TANGERANG SELATAN, KOMPAS.com - Suami yang melakukan tindak kekerasan dalam rumah tangga (KDRT) dan melarang istri bertemu bayinya di Serpong, Tangerang Selatan, telah melanggar hak anak.
Komisioner Komisi Perlindungan Anak Indonesia (KPAI) Jasra Putra menjelaskan, setiap anak berhak diasuh dan dibesarkan oleh orangtuanya.
Hal tersebut diatur dalam Undang-Undang (UU) tentang Perlindungan Anak.
"Setiap anak berhak diasuh dan dibesarkan oleh orangtuanya dan memiliki hak untuk mengetahui siapa orangtuanya," ujar Jasra kepada Kompas.com, Rabu (21/4/2021).
Baca juga: Tak Mau Pompa ASI karena Kesakitan, Seorang Ibu Dianiaya Suaminya di Serpong
Untuk itu, larangan istri berinisial AN (29) bertemu sang buah hati oleh suaminya CC (33) termasuk pelanggaran terhadap hak anak.
Terlebih lagi, kata Jasra, anak yang terdampak dalam kasus KDRT ini masih berusia satu bulan dan membutuhkan air susu ibu (ASI) secara eksklusif.
"Maka segala upaya menghalang-halangi akses bertemu tersebut merupakan bentuk pelanggaran hak anak," jelas Jasra.
Diberitakan sebelumnya, AN dianiaya suaminya karena tidak mau memompa ASI.
AN menolak memompa ASI-nya karena kesakitan tiap kali memompa ASI.
Buntut dari KDRT itu, AN tak dapat menemui buah hatinya.
Baca juga: Dianiaya Suami karena Tolak Pompa ASI, Ibu di Serpong Juga Dilarang Bertemu Anaknya
AN menuturkan, KDRT itu bermula ketika sang suami, CC (33), memaksa dia untuk memompa ASI-nya di apartemen mereka di daerah Serpong, Tangerang Selatan, Sabtu (17/4/2021), sekitar pukul 10.30 WIB.

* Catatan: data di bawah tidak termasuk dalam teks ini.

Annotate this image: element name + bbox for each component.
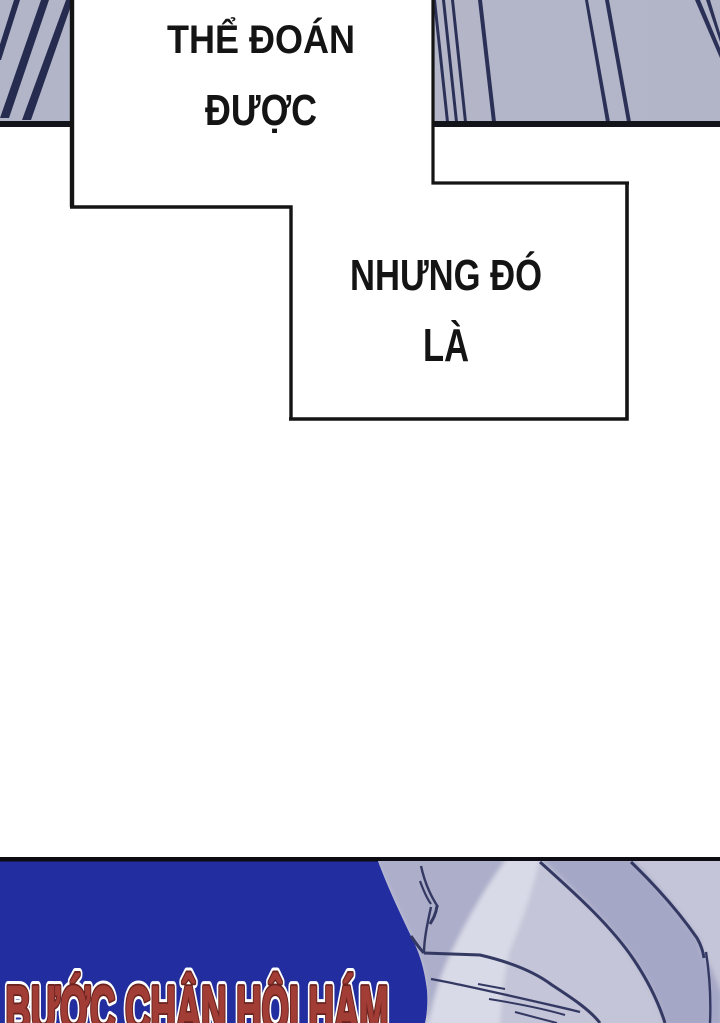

Sebelum dia memompa ASI, AN meminta dibelikan kacang almond untuk memperlancar dan memperbanyak ASI-nya.
"Saya mikir kalau beli susu mahal, tapi suami malah marah," ungkap AN melalui pesan singkat, Selasa.
"Dia (CC) malah marah dan bilang kalau makanan asupan itu tidak terlalu penting," sambung dia.
Kata AN, CC menganggap bahwa yang terpenting adalah ASI harus dipompa setiap hari.